I've also seen donkeys being led along the trail in Kings Canyon (Goddard Canyon). Obviously they are smaller animals, so they can't carry extremely heavy loads, but if they carry the gear, then dad can carry the kid. There is some place that rents donkeys, but (as I recall) you have to deposit some horrendous pile of cash and submit to some training. Donkeys are such docile animals that few hikers would object. OTOH, check with NPS first.
--B.G.--

Ben 2 World
(ben2world) - MLife

Locale: So Cal
Re: llamas versus donkeys on 01/26/2010 18:40:04 MST Print View

In many parts of the world, donkeys wait in line to carry tourists up rocky trails -- adult and children alike. Petra (Jordan) is one such.

Laurence Beck
(beckla) - MLife

Locale: Southern California
Llamas for rent on 02/26/2010 17:15:57 MST Print View

I did find a guy named Greg Harford in Sonora, CA that rents llamas. The cost is $55/day per llama and they can carry up to 75lbs. There are others listed in a website as well: http://www.bcllama.com/Rlsorc.html

Bob, do you rent out cheaper than this???

Greg does not want kids to ride them though for liability reasons but the parent can carry the kid while the llama carries the equipment.

Sonora is just west of Emigrant Wilderness and I think that would be about the only place that this would be feasible in California. Emigrant is a beautiful place but it does not seem very challenging and there are no trail quotas so it's probably crowded in the summer. They are fine with llamas though.

Here is the llama contact:

Greg Harford
Potato Ranch Llama Packers
15025 Potato Ranch Rd
Sonora, CA 95370
(209) 588-1707
email: potatoranch@gmail.com

Bob Gross
(--B.G.--) - F

Locale: Silicon Valley
I resemble that remark on 02/26/2010 17:34:15 MST Print View

"Bob, do you rent out cheaper than this???"

I can't match that price.
--B.G.--

Josh Leavitt
(Joshleavitt) - F

Locale: Ruta Locura
Donkeys on 02/26/2010 18:13:56 MST Print View

"Obviously they are smaller animals, so they can't carry extremely heavy loads,"

Donkeys can carry way more than Llamas. A lot of Llamas cant pack as much as goats that are half their size. Just me, but if I did not own, and know that Llama very well, I would not put my kid on. I'd say Llama for gear, Donkey for riding.

Corey Miller
(coreyfmiller) - F

Locale: Eastern Canada
Buy a goat on 03/07/2010 00:26:08 MST Print View

Get a goat, $200 bucks... will carry all your stuff... they eat anything and you'll save $600 on lightweight gear! lol

My old man has two, never thought of packing them up... their kinda stubborn but I guess they could probably be trained...

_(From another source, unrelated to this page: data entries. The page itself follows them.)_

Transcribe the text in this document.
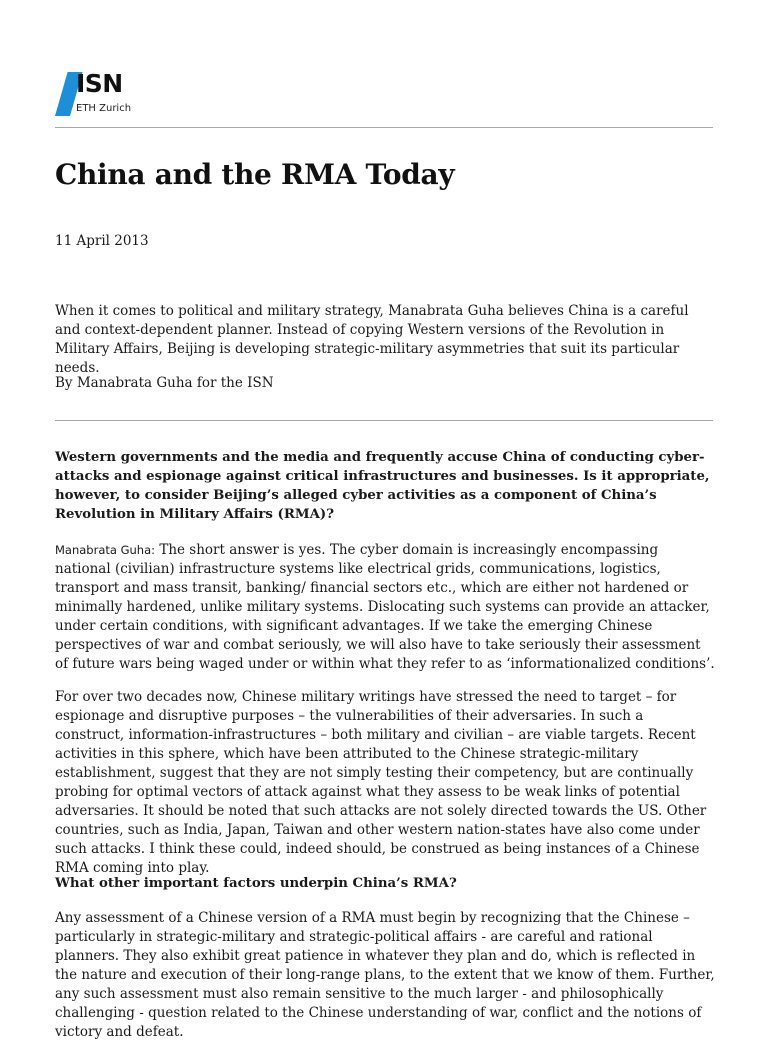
ISN
ETH Zurich
China and the RMA Today

11 April 2013

When it comes to political and military strategy, Manabrata Guha believes China is a careful and context-dependent planner. Instead of copying Western versions of the Revolution in Military Affairs, Beijing is developing strategic-military asymmetries that suit its particular needs.

By Manabrata Guha for the ISN

Western governments and the media and frequently accuse China of conducting cyber-attacks and espionage against critical infrastructures and businesses. Is it appropriate, however, to consider Beijing’s alleged cyber activities as a component of China’s Revolution in Military Affairs (RMA)?

Manabrata Guha: The short answer is yes. The cyber domain is increasingly encompassing national (civilian) infrastructure systems like electrical grids, communications, logistics, transport and mass transit, banking/ financial sectors etc., which are either not hardened or minimally hardened, unlike military systems. Dislocating such systems can provide an attacker, under certain conditions, with significant advantages. If we take the emerging Chinese perspectives of war and combat seriously, we will also have to take seriously their assessment of future wars being waged under or within what they refer to as ‘informationalized conditions’.

For over two decades now, Chinese military writings have stressed the need to target – for espionage and disruptive purposes – the vulnerabilities of their adversaries. In such a construct, information-infrastructures – both military and civilian – are viable targets. Recent activities in this sphere, which have been attributed to the Chinese strategic-military establishment, suggest that they are not simply testing their competency, but are continually probing for optimal vectors of attack against what they assess to be weak links of potential adversaries. It should be noted that such attacks are not solely directed towards the US. Other countries, such as India, Japan, Taiwan and other western nation-states have also come under such attacks. I think these could, indeed should, be construed as being instances of a Chinese RMA coming into play.

What other important factors underpin China’s RMA?

Any assessment of a Chinese version of a RMA must begin by recognizing that the Chinese – particularly in strategic-military and strategic-political affairs - are careful and rational planners. They also exhibit great patience in whatever they plan and do, which is reflected in the nature and execution of their long-range plans, to the extent that we know of them. Further, any such assessment must also remain sensitive to the much larger - and philosophically challenging - question related to the Chinese understanding of war, conflict and the notions of victory and defeat.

They make a ton of noise though!

Corey Miller
(coreyfmiller) - F

Locale: Eastern Canada
Whoa! on 03/07/2010 00:29:13 MST Print View

Just googled it... I could live forever on the trail with these guys! Wonder if I could train a chicken to sit on the back of one of them... one of em gets slow... trail dinner!

http://www.youtube.com/watch#!v=_OElSwPZDq8&feature=related

Problem solved for everyone here!

Edited by coreyfmiller on 03/07/2010 00:30:42 MST.

Bob Gross
(--B.G.--) - F

Locale: Silicon Valley
goats on 03/07/2010 00:56:39 MST Print View

Goat meat is too hard to cook right.

Besides, you will have PETA demonstrating against you.